Posted: Wed Jul 16, 2008 2:38 am
by jaoudestudios
Definitely have a Linux system not Windows, for many reason - faster, more stable, cheaper etc...

I recommend Rackspace, they will give you all the support you need - no waiting 24 hours for a response, its all immediate. They tailor your system to suit your needs in Hardware and Software. However, they are not low cost, they are quite expensive. Approximately starting at about £300 per month for an entry level system. The other main advantage is that when they build your hardware, you can ask for a MIRROR RAID setup, that way if one hard drive goes down, your system will stay functional and Rackspace will be notified that 1 drive has failed and replace it for you and no one will notice anything.
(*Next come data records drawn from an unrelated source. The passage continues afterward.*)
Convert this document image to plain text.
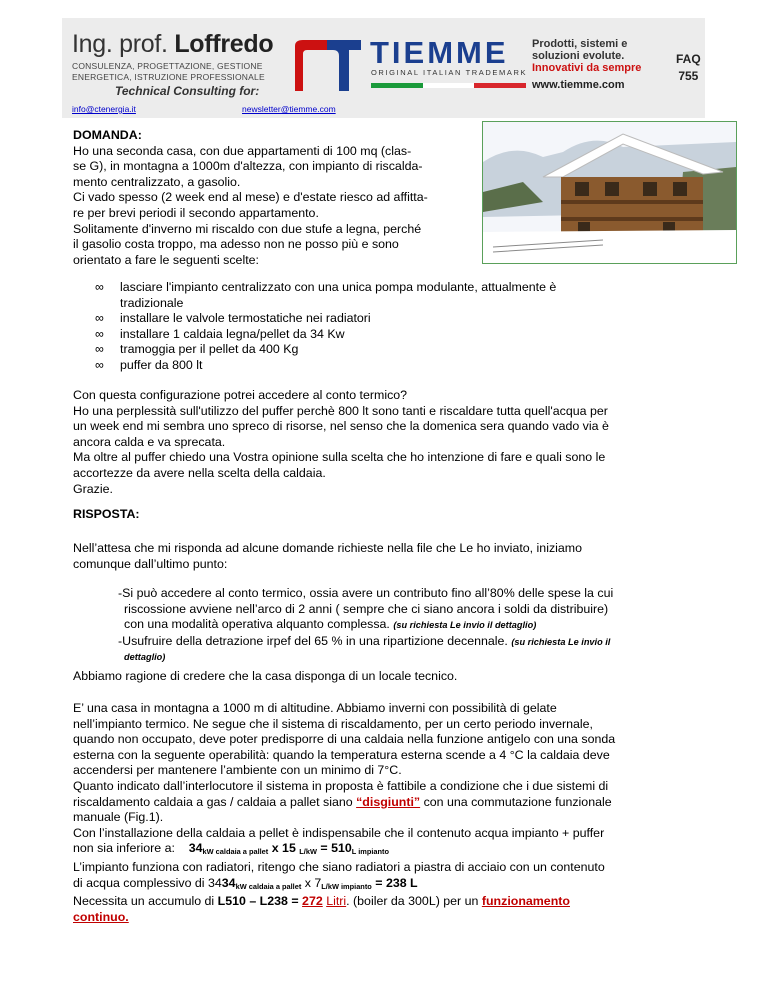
Ing. prof. Loffredo
CONSULENZA, PROGETTAZIONE, GESTIONE
ENERGETICA, ISTRUZIONE PROFESSIONALE
Technical Consulting for:
info@ctenergia.it	newsletter@tiemme.com
TIEMME
ORIGINAL ITALIAN TRADEMARK
Prodotti, sistemi e
soluzioni evolute.
Innovativi da sempre
www.tiemme.com
FAQ
755
DOMANDA:
Ho una seconda casa, con due appartamenti di 100 mq (clas-
se G), in montagna a 1000m d'altezza, con impianto di riscalda-
mento centralizzato, a gasolio.
Ci vado spesso (2 week end al mese) e d'estate riesco ad affitta-
re per brevi periodi il secondo appartamento.
Solitamente d'inverno mi riscaldo con due stufe a legna, perché
il gasolio costa troppo, ma adesso non ne posso più e sono
orientato a fare le seguenti scelte:
∞ lasciare l'impianto centralizzato con una unica pompa modulante, attualmente è
tradizionale
∞ installare le valvole termostatiche nei radiatori
∞ installare 1 caldaia legna/pellet da 34 Kw
∞ tramoggia per il pellet da 400 Kg
∞ puffer da 800 lt
Con questa configurazione potrei accedere al conto termico?
Ho una perplessità sull'utilizzo del puffer perchè 800 lt sono tanti e riscaldare tutta quell'acqua per
un week end mi sembra uno spreco di risorse, nel senso che la domenica sera quando vado via è
ancora calda e va sprecata.
Ma oltre al puffer chiedo una Vostra opinione sulla scelta che ho intenzione di fare e quali sono le
accortezze da avere nella scelta della caldaia.
Grazie.
RISPOSTA:
Nell’attesa che mi risponda ad alcune domande richieste nella file che Le ho inviato, iniziamo
comunque dall’ultimo punto:
-Si può accedere al conto termico, ossia avere un contributo fino all’80% delle spese la cui
riscossione avviene nell’arco di 2 anni ( sempre che ci siano ancora i soldi da distribuire)
con una modalità operativa alquanto complessa. (su richiesta Le invio il dettaglio)
-Usufruire della detrazione irpef del 65 % in una ripartizione decennale. (su richiesta Le invio il
dettaglio)
Abbiamo ragione di credere che la casa disponga di un locale tecnico.
E’ una casa in montagna a 1000 m di altitudine. Abbiamo inverni con possibilità di gelate
nell’impianto termico. Ne segue che il sistema di riscaldamento, per un certo periodo invernale,
quando non occupato, deve poter predisporre di una caldaia nella funzione antigelo con una sonda
esterna con la seguente operabilità: quando la temperatura esterna scende a 4 °C la caldaia deve
accendersi per mantenere l’ambiente con un minimo di 7°C.
Quanto indicato dall’interlocutore il sistema in proposta è fattibile a condizione che i due sistemi di
riscaldamento caldaia a gas / caldaia a pallet siano “disgiunti” con una commutazione funzionale
manuale (Fig.1).
Con l’installazione della caldaia a pellet è indispensabile che il contenuto acqua impianto + puffer
non sia inferiore a: $34_{kW caldaia a pallet}$ x 15 $_{L/kW} = 510_{L impianto}$
L’impianto funziona con radiatori, ritengo che siano radiatori a piastra di acciaio con un contenuto
di acqua complessivo di $3434_{kW caldaia a pallet}$ x $7_{L/kW impianto} = 238$ L
Necessita un accumulo di L510 – L238 = 272 Litri. (boiler da 300L) per un funzionamento
continuo.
I have used OneandOne for many years but recently I changed as their support was terrible and I mean terrible, their answer to everything was GOOGLE IT!!!?!?!? WTF... I wont go into it but my views are here... http://www.forum.jaoudestudios.com/viewforum.php?f=21

I am currently using http://www.WebHosting.uk.com, who so far have been great, they have an online tech support team, so help is always to hand and their prices are reasonable. However, I only have a VM with them so not sure what hardware options they supply etc. But I would not be surprised if they can tailor your system to suit you, as they tailored my install of the VM machine.

Even with the mirrored raid, it would be worth setting up a cron to run every night to do a mysql dump of the database and send it to you - just in triple case.

Re: Advice on Hosting

Posted: Wed Jul 16, 2008 7:46 am
by jack_indigo
What about a multiple VM solution where users come to the central VM, then either remain there or get routed to the second VM. These two VMs then access a database on the third VM.

The downside -- database calls are sent back out on the Internet cloud and back again -- would be nice to have intranet traffic there, not Internet.

And Rackspace is not an option for us, initially. We need something lower cost for now. We need something innovative and clever.

Re: Advice on Hosting

Posted: Wed Jul 16, 2008 8:40 am
by jaoudestudios
What guaranteed do you have that the VMs are on different servers? As if they are on the same server and that hard drive fails. You will lose both VMs.

To be honest, I would not worry too much about having high traffic until you get the high traffic. Also you will be displaying low res images and data, which will not take that much bandwidth. If you were streaming HD video then I can understand your concern.

Definitely try and keep DB calls on the same server, just run backups to a remote machine.

I would just put it all on one VM and have a backup run every night.